Nesse contexto, destacamos o dicionário que, pelos seus aspectos formais e funcionais, resulta em um texto possuidor de estrutura relativamente estável dentro da sociedade e que reflete, assim como os diversos textos existentes em uma comunidade linguística, as diferentes ideologias do povo de que é representante. No entanto, apenas essa definição não costuma dar conta de muitos questionamentos acadêmicos quanto a categorização desse texto. Seria o dicionário um GT ou um SG? Com base nessa indagação já mencionada na introdução deste artigo, discorremos sobre essa problemática na sequência e apresentamos uma proposta justificada de categorização de uma obra lexicográfica.

Gêneros textuais, suportes de gêneros e dicionários: definições e categorização

Comecemos nossa reflexão com as palavras de Marcuschi (2008, p. 173), quando afirma que “[...] equivocam-se os manuais quando falam no dicionário como portador de gênero, pois ele próprio é um gênero”. Da mesma forma, equivocam-se quando tratam a “[...] embalagem como gênero, já que ela é um suporte [...]”. Pontes (2009, p. 26), assim como Marcuschi (2008), ressalta a possibilidade de conceber o dicionário como um gênero textual, considerando-o como passível de ser entendido no âmbito de análise da Linguística Textual.
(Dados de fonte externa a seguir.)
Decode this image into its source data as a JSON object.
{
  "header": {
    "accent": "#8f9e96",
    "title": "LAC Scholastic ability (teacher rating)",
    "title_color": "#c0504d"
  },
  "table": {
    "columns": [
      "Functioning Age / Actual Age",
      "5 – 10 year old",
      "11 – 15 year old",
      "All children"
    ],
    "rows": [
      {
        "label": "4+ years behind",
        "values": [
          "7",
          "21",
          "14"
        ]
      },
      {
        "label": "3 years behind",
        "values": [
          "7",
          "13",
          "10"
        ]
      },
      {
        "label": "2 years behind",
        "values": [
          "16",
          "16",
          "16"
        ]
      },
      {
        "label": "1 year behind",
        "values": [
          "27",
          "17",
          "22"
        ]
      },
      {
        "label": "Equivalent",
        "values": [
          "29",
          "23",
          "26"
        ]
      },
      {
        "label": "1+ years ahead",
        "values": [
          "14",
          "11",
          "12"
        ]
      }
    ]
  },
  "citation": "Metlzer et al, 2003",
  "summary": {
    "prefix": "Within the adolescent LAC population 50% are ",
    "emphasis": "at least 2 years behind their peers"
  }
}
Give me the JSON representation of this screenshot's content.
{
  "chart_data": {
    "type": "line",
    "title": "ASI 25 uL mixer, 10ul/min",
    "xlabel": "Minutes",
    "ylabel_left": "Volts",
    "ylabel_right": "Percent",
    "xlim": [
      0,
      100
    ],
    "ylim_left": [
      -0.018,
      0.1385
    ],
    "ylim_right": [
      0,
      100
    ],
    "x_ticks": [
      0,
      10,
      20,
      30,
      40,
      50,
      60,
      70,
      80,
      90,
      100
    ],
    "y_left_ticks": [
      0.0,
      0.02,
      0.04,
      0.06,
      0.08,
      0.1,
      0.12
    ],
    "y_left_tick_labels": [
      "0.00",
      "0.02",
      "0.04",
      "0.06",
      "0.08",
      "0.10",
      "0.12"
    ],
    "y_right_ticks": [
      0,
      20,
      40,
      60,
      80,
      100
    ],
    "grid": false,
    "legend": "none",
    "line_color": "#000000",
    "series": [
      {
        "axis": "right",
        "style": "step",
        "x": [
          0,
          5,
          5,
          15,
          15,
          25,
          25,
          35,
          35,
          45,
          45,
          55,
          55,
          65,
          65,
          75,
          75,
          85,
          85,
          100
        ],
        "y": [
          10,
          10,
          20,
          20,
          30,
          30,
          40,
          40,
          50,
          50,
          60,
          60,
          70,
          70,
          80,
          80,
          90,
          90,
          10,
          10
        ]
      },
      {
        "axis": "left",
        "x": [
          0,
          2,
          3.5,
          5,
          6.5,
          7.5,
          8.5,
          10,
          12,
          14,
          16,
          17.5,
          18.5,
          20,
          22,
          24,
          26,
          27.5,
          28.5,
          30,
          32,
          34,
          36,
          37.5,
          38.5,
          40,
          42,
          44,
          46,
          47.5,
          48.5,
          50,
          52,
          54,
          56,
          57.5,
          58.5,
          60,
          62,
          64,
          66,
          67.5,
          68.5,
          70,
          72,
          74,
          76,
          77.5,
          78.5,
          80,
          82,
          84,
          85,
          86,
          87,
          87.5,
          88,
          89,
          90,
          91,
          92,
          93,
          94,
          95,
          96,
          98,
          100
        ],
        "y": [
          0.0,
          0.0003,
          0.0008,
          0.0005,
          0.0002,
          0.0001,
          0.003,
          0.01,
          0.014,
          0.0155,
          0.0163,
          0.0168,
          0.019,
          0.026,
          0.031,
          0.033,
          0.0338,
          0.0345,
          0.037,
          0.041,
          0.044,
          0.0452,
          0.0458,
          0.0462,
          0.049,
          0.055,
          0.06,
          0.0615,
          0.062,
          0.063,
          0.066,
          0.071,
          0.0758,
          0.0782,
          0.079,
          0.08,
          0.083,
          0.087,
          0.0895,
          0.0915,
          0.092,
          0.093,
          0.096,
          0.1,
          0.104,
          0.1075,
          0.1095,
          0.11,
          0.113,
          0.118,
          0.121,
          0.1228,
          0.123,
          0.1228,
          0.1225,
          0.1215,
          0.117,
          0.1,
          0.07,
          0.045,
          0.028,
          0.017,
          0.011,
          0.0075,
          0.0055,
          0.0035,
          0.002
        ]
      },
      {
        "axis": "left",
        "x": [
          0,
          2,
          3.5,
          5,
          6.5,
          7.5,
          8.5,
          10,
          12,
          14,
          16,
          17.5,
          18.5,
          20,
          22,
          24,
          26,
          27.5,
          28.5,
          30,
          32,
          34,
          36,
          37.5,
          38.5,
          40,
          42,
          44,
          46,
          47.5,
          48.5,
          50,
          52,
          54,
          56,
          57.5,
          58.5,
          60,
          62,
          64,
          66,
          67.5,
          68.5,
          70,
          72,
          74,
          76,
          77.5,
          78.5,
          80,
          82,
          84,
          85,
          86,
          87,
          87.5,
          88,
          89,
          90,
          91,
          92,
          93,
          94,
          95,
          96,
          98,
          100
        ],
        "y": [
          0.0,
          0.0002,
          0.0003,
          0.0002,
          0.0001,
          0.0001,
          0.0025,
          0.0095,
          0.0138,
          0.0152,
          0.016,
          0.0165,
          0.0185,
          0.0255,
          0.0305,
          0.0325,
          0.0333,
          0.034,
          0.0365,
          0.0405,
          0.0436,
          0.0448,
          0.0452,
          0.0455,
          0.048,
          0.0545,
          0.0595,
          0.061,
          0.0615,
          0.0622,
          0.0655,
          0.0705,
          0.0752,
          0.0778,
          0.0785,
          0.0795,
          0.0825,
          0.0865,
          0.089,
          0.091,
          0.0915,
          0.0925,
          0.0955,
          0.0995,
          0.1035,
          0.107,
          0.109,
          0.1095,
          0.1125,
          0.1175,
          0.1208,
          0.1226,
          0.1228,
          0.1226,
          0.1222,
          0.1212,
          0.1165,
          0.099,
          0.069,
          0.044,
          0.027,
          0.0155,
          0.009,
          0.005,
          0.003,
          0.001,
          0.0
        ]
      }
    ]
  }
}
Nessa mesma linha de raciocínio, Berdet e Rodrigo (2002) ressaltam que o dicionário faz parte de um grupo de textos que podem ser classificados como textos científicos e, como tal, possui unidade de significado de comportamento comunicativo, sendo uma estrutura simbólica formada por unidades menores que compartilham um propósito genérico em comum dentro de uma dada sociedade. Krieger (2006, p. 142, inserção dos autores), por sua vez, considera que “[...] a obra dicionarística não se resume a uma listagem [de palavras], mas, como um texto, possui regras próprias de organização”.

Como os autores supramencionados não ressaltam características mais detalhadas do dicionário enquanto gênero como forma de justificar suas assertivas, apresentamos aqui algumas reflexões com o objetivo de tentar legitimar o dicionário como GT em sua hiperestrutura[6] e funcionalidade e não somente como um SG, pois cada parte do dicionário mantém relação hierárquica e, pode-se dizer, de dependência com outra.

O SG, de acordo com Marcuschi (2008, p. 174), é “[...] um locus físico ou virtual com formato específico que serve de base ou ambiente de fixação do gênero materializado como texto”. Gênero, por sua vez, são discursos que se materializam na forma escrita ou oral. Essa distinção entre suporte e gênero nem sempre é feita com precisão. Marcuschi (2008) afirma que ele mesmo, em trabalhos pretéritos, identificou o outdoor como um gênero, mas que hoje admite que o outdoor é um suporte público para vários gêneros, com preferência para publicidades, propagandas, convites, entre outros da esfera discursiva comercial. Ao utilizar o exemplo mencionado, o autor sugere que se trate o suporte na relação com outros aspectos, quais sejam: domínio discursivo[7], formação discursiva, gênero e tipo textual[8]. Para ele,

A relação entre eles não constitui uma ordem hierárquica, já que não há um sistema de subordinação interna. Veja-se que o ‘jornalismo’ é um ‘domínio discursivo’, ao passo que o ‘jornal’ é seguramente um ‘suporte’ e que a ‘ideologia capitalista norte-americana’ se oferece como uma esfera de ‘formação discursiva’ bastante nítida, sendo a ‘reportagem jornalística o gênero textual’ em questão e as sequências ‘narrativas’ internas seriam o ‘tipo textual’ dominante no caso de uma ‘reportagem’ sobre a Guerra no Iraque publicada no New York Times (Marcuschi, 2008, p. 174, grifo do autor).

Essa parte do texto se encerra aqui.